La radioactivité libérée lors de la catastrophe nucléaire de Fukushima pourrait entraîner 15 à 1 100 décès supplémentaires par cancer, 130 étant l'estimation la plus probable.

Des scientifiques de l'université de Stanford ont calculé que la radioactivité libérée par la catastrophe nucléaire de Fukushima au Japon pourrait causer 15 à 1 100 décès supplémentaires dus au cancer, avec 130 comme estimation la plus probable.
Les chercheurs ont utilisé des modèles atmosphériques pour simuler la dispersion des matières radioactives, combinés à des modèles prédisant les effets sur la santé en fonction de l'exposition. L'ampleur de la marge d'incertitude s'explique par les incertitudes sur les doses exactes reçues par les populations et sur les effets d'une dose donnée.
"En général, on sait que la radioactivité est le principal effet sur la santé en termes de cancer", explique Karina De Beule de l'Agence fédérale de contrôle nucléaire (AFCN). "Avec des doses élevées, les effets sont clairs. Pour les faibles doses, sur lesquelles l'AFCN travaille activement, les connaissances progressent, mais il reste difficile d'établir un lien sans ambiguïté. Nous supposons qu'une exposition à 1 millisievert augmente le risque de cancer – de 30 % pour le Belge moyen – de 0,01 %."
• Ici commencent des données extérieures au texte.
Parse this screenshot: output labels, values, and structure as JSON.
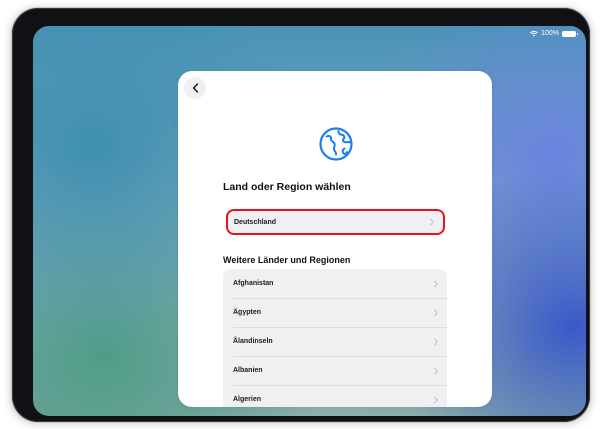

Selon les chercheurs, ces résultats réfutent l'idée que l'accident de Fukushima n'aura aucune conséquence sanitaire grave, tout en modérant les craintes d'un impact mondial : la plupart des décès (94) sont attendus au Japon. En Europe, un seul décès supplémentaire par cancer est prévu (0,89).
Par ailleurs, seuls 19 % des matières radioactives libérées se sont déposées sur terre. "La majeure partie de la radioactivité s'est retrouvée dans l'océan Pacifique", déclare le chercheur Mark Jacobson. D'autres conditions météorologiques auraient pu causer bien plus de dommages, notamment au Japon et en Asie.